I think I recognize what he means by “unavoidable wording rather than merely predictable diction” (p. 20): to exercise control over expression to such an extent that lines which are powerful and memorable seem effortless and natural. I’ll quote from the poets I’m getting to know better; first from Sunday Morning by Wallace Stevens:
Complacencies of the peignoir, and late
Coffee and oranges in a sunny chair,
And the green freedom of a cockatoo
Upon a rug mingle to dissipate
The holy hush of ancient sacrifice.
I never tire of reading the above. I’m in awe of the simplicity of a first line that contains so much. I feel the soft folds of the dressing-gown, the sedateness of the sun, and it makes me long for the smell of oranges and coffee. I imagine the cockatoo depicted on the rug in full flight in a far-off jungle. And then my thoughts darken on the concept of religion, that “ancient sacrifice”, and I think of those awful Sunday mornings when my sister and I had to walk kilometres to church, not because our parents were devout, but because it was the social norm. Easter weekends were especially depressing.
My next example of what I consider magical phrasing is from Repose of Rivers by Hart Crane:
… There beyond the dykes
I heard wind flaking sapphire, like this summer,
And willows could not hold more steady sound.
The “wind flaking sapphire” cuts me every time, and I wonder if the poet is referring to a perverse sense of companionship that he finds in a steady stream of pain.
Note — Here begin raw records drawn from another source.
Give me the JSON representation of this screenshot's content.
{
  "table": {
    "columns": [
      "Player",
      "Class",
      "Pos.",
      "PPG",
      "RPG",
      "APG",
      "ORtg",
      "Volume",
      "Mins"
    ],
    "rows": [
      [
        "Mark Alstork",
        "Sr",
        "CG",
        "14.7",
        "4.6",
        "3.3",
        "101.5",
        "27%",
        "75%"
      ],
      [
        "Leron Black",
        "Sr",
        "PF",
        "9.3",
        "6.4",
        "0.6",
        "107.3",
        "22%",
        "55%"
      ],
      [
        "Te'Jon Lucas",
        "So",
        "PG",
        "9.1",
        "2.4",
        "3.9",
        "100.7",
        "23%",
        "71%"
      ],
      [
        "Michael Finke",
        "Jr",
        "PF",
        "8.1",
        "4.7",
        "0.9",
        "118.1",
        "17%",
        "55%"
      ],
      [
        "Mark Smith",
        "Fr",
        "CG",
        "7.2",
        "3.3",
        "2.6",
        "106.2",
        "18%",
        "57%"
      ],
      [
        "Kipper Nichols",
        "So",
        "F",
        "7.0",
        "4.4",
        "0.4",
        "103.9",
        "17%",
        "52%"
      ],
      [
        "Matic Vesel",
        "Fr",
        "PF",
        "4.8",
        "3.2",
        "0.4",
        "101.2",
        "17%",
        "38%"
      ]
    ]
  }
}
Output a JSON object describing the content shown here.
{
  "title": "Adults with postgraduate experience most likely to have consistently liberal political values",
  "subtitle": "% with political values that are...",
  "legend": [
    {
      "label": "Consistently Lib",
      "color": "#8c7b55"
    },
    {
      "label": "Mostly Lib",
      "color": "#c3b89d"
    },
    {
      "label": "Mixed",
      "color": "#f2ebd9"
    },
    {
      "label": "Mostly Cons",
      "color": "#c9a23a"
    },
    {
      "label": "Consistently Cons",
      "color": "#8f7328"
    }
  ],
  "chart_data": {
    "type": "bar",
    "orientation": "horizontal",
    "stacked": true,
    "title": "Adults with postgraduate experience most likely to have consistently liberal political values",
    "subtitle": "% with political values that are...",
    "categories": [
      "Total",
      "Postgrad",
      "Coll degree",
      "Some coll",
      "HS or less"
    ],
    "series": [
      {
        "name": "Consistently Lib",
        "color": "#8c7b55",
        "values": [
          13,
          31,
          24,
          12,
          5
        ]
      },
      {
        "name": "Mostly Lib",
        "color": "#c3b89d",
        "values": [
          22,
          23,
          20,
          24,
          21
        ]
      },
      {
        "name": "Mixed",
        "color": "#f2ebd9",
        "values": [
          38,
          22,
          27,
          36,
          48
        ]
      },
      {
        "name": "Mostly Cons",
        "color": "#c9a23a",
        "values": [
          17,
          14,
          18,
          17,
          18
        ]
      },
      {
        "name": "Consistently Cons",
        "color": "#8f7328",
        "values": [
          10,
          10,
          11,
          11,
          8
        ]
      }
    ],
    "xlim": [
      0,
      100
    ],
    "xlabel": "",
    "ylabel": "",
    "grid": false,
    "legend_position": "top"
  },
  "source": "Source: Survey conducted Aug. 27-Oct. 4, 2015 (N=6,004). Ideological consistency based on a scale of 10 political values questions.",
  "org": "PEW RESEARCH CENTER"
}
I think many of us have a familiar named Sorrow warming our necks.
The following is from The Listener by John Burnside:
… the low road
peopled with bone-white figures: not
the living, in this aftermath of grass,
and not the dead we mourn, in empty kirks
or quiet kitchens, halfway through the day,
but something like the absence of ourselves
from our own lives,
some other luck
that would not lead
to now.
(The Listener by John Burnside, The Paris Review, July 12, 2011)
These lines appeal to me because I see a universal truth in “not the dead we mourn … but something like the absence of ourselves from our own lives …” and I can think of no better way to say it.
Below is an example of a keenly observed moment captured in the amber of a haiku:
pink river
a heron pulls away
to the stars
John Barlow
(British Haiku Society)
There is effort in the pulling away from what is in all probability yet another beautiful sunset over a river. The heron might be pulling away from the mundane in order to discover the unknown.
The following haiku made me smile. There is humour in the disgust and self-disgust at being alone in a sushi bar in the middle of winter when one yearns for warmth and company.
Mid-winter evening,
alone at the sushi bar—
just me and this eel
Billy Collins
(Modern Haiku, Volume 35.3, Autumn 2004)
The few poems above represent what I feel is inevitable phrasing. I have many more to discover, especially in South Africa where we have so many languages and other forms of poetry, for example praise poetry.
Some poets write only for fellow academics and poets, others believe that poetry should be accessible to all. I’m grateful to the latter, but the Internet does make understanding difficult poetry easier.
We have podcasts and YouTube now, and maybe in the near future we will have HoloVID projections of poetry readings and performances in our living rooms and schools; and with it I have no doubt that a new kind of poem will emerge.
My conclusion is that I will wait forever for signs to descend from the gods. In the meantime I can work at crafting an inevitable phrase.